Practice makes perfect when it comes to reporting, it seems. New research among experienced radiologists at a district general hospital in northwest England suggests those who do more reporting sessions are significantly more cost-effective than those who work fewer sessions.

"Consultants [senior doctors] working 12 PAs [programmed activities] were more efficient than those working fewer PAs," noted William Hedges, a researcher at the department of radiology at Royal Blackburn Hospital in Blackburn. "The reason for this is unclear and further research is needed."

Higher workloads and fewer resources are becoming a major problem, and, as a result, there is increasing pressure to raise efficiency, he told delegates at the 2012 U.K. Radiological Conference (UKRC). Studies have found that PACS and voice-recognition software have helped increase productivity, but this may not be enough.

"Management of radiology departments is an area that may yield further improvements, and differences in efficiency in workload between consultants working different numbers of hours has not been examined before," commented Hedges, whose co-author was Dr. Shah Khan, from the same department.

Reporting workload has often previously been assessed by the number of images reported, but complex imaging studies such as CT and MRI have made that method obsolete, according to Hedges. Reporting a radiograph of a wrist takes much less time and effort than a whole-body CT, for instance. Therefore, relative value units (RVUs) have been developed in North America and Australia, and these compare imaging studies and give them scores proportional to reporting time, allowing workloads to be calculated more accurately.

Data came from the Royal Blackburn's electronic records between April 2010 and March 2011. For each imaging study reported by the 14 consultant radiologists in the department, a score was given, ranging from 1.5 RVUs for plain films of the extremities and chest or abdomen to 5 RVUs for a plain film skeletal survey, intravenous urogram, or any mammography and ultrasound examination.

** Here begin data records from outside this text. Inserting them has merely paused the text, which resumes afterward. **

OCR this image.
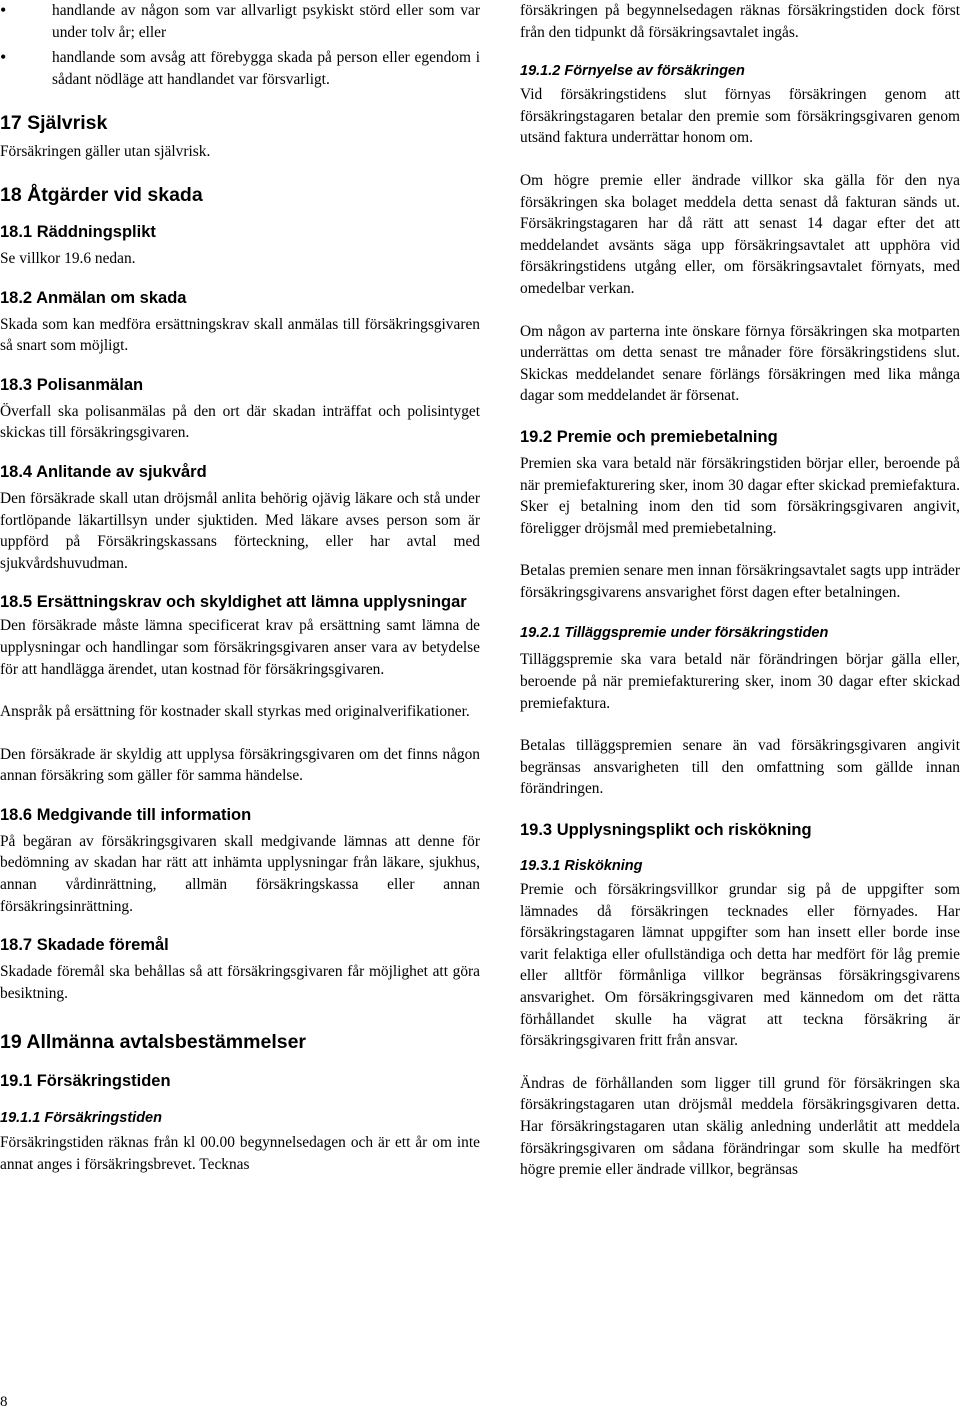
• handlande av någon som var allvarligt psykiskt störd eller som var under tolv år; eller
• handlande som avsåg att förebygga skada på person eller egendom i sådant nödläge att handlandet var försvarligt.
17 Självrisk

Försäkringen gäller utan självrisk.

18 Åtgärder vid skada
18.1 Räddningsplikt

Se villkor 19.6 nedan.

18.2 Anmälan om skada

Skada som kan medföra ersättningskrav skall anmälas till försäkringsgivaren så snart som möjligt.

18.3 Polisanmälan

Överfall ska polisanmälas på den ort där skadan inträffat och polisintyget skickas till försäkringsgivaren.

18.4 Anlitande av sjukvård

Den försäkrade skall utan dröjsmål anlita behörig ojävig läkare och stå under fortlöpande läkartillsyn under sjuktiden. Med läkare avses person som är uppförd på Försäkringskassans förteckning, eller har avtal med sjukvårdshuvudman.

18.5 Ersättningskrav och skyldighet att lämna upplysningar

Den försäkrade måste lämna specificerat krav på ersättning samt lämna de upplysningar och handlingar som försäkringsgivaren anser vara av betydelse för att handlägga ärendet, utan kostnad för försäkringsgivaren.

Anspråk på ersättning för kostnader skall styrkas med originalverifikationer.

Den försäkrade är skyldig att upplysa försäkringsgivaren om det finns någon annan försäkring som gäller för samma händelse.

18.6 Medgivande till information

På begäran av försäkringsgivaren skall medgivande lämnas att denne för bedömning av skadan har rätt att inhämta upplysningar från läkare, sjukhus, annan vårdinrättning, allmän försäkringskassa eller annan försäkringsinrättning.

18.7 Skadade föremål

Skadade föremål ska behållas så att försäkringsgivaren får möjlighet att göra besiktning.

19 Allmänna avtalsbestämmelser
19.1 Försäkringstiden
19.1.1 Försäkringstiden

Försäkringstiden räknas från kl 00.00 begynnelsedagen och är ett år om inte annat anges i försäkringsbrevet. Tecknas

försäkringen på begynnelsedagen räknas försäkringstiden dock först från den tidpunkt då försäkringsavtalet ingås.

19.1.2 Förnyelse av försäkringen

Vid försäkringstidens slut förnyas försäkringen genom att försäkringstagaren betalar den premie som försäkringsgivaren genom utsänd faktura underrättar honom om.

Om högre premie eller ändrade villkor ska gälla för den nya försäkringen ska bolaget meddela detta senast då fakturan sänds ut. Försäkringstagaren har då rätt att senast 14 dagar efter det att meddelandet avsänts säga upp försäkringsavtalet att upphöra vid försäkringstidens utgång eller, om försäkringsavtalet förnyats, med omedelbar verkan.

Om någon av parterna inte önskare förnya försäkringen ska motparten underrättas om detta senast tre månader före försäkringstidens slut. Skickas meddelandet senare förlängs försäkringen med lika många dagar som meddelandet är försenat.

19.2 Premie och premiebetalning

Premien ska vara betald när försäkringstiden börjar eller, beroende på när premiefakturering sker, inom 30 dagar efter skickad premiefaktura. Sker ej betalning inom den tid som försäkringsgivaren angivit, föreligger dröjsmål med premiebetalning.

Betalas premien senare men innan försäkringsavtalet sagts upp inträder försäkringsgivarens ansvarighet först dagen efter betalningen.

19.2.1 Tilläggspremie under försäkringstiden

Tilläggspremie ska vara betald när förändringen börjar gälla eller, beroende på när premiefakturering sker, inom 30 dagar efter skickad premiefaktura.

Betalas tilläggspremien senare än vad försäkringsgivaren angivit begränsas ansvarigheten till den omfattning som gällde innan förändringen.

19.3 Upplysningsplikt och riskökning
19.3.1 Riskökning

Premie och försäkringsvillkor grundar sig på de uppgifter som lämnades då försäkringen tecknades eller förnyades. Har försäkringstagaren lämnat uppgifter som han insett eller borde inse varit felaktiga eller ofullständiga och detta har medfört för låg premie eller alltför förmånliga villkor begränsas försäkringsgivarens ansvarighet. Om försäkringsgivaren med kännedom om det rätta förhållandet skulle ha vägrat att teckna försäkring är försäkringsgivaren fritt från ansvar.

Ändras de förhållanden som ligger till grund för försäkringen ska försäkringstagaren utan dröjsmål meddela försäkringsgivaren detta. Har försäkringstagaren utan skälig anledning underlåtit att meddela försäkringsgivaren om sådana förändringar som skulle ha medfört högre premie eller ändrade villkor, begränsas

8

A total of 10 RVUs was given for CT scans of the thorax and neck, while 20 RVUs were given for all MRI examinations. Twenty-seven RVUs were given for CT scans of the colon, chest, abdomen and pelvis, and to CT enterograms and urograms.

On average, radiologists spent 42.5% of their time on nonreporting activities, such as procedural work, teaching, multidisciplinary team meetings, administration, and supporting professional activities. RVUs could be given for these activities, even though they're essential for the proper running of a radiology department, Hedges noted.

Crude workload was calculated by dividing total RVUs per consultant by the total PAs (or sessions) they work. Net workload was calculated by dividing total RVUs by the PAs they spent reporting. There was a large difference between these scores, and the proportion of reporting PAs to nonreporting PAs varied between consultants, he explained.

"Relative value units enable us to compare the workload of reporting staff with different case mixes, enabling us to analyze efficiency," he commented. "Modern radiologists must perform many duties other than reporting imaging studies. Previous methods of assessing crude workload don't take these important activities into account. Using RVUs and calculating net workload from reporting PAs enables a more representative assessment of radiologist workload than has previously been possible."

The authors conceded that the study sample was relatively small and the findings may not apply to other centers.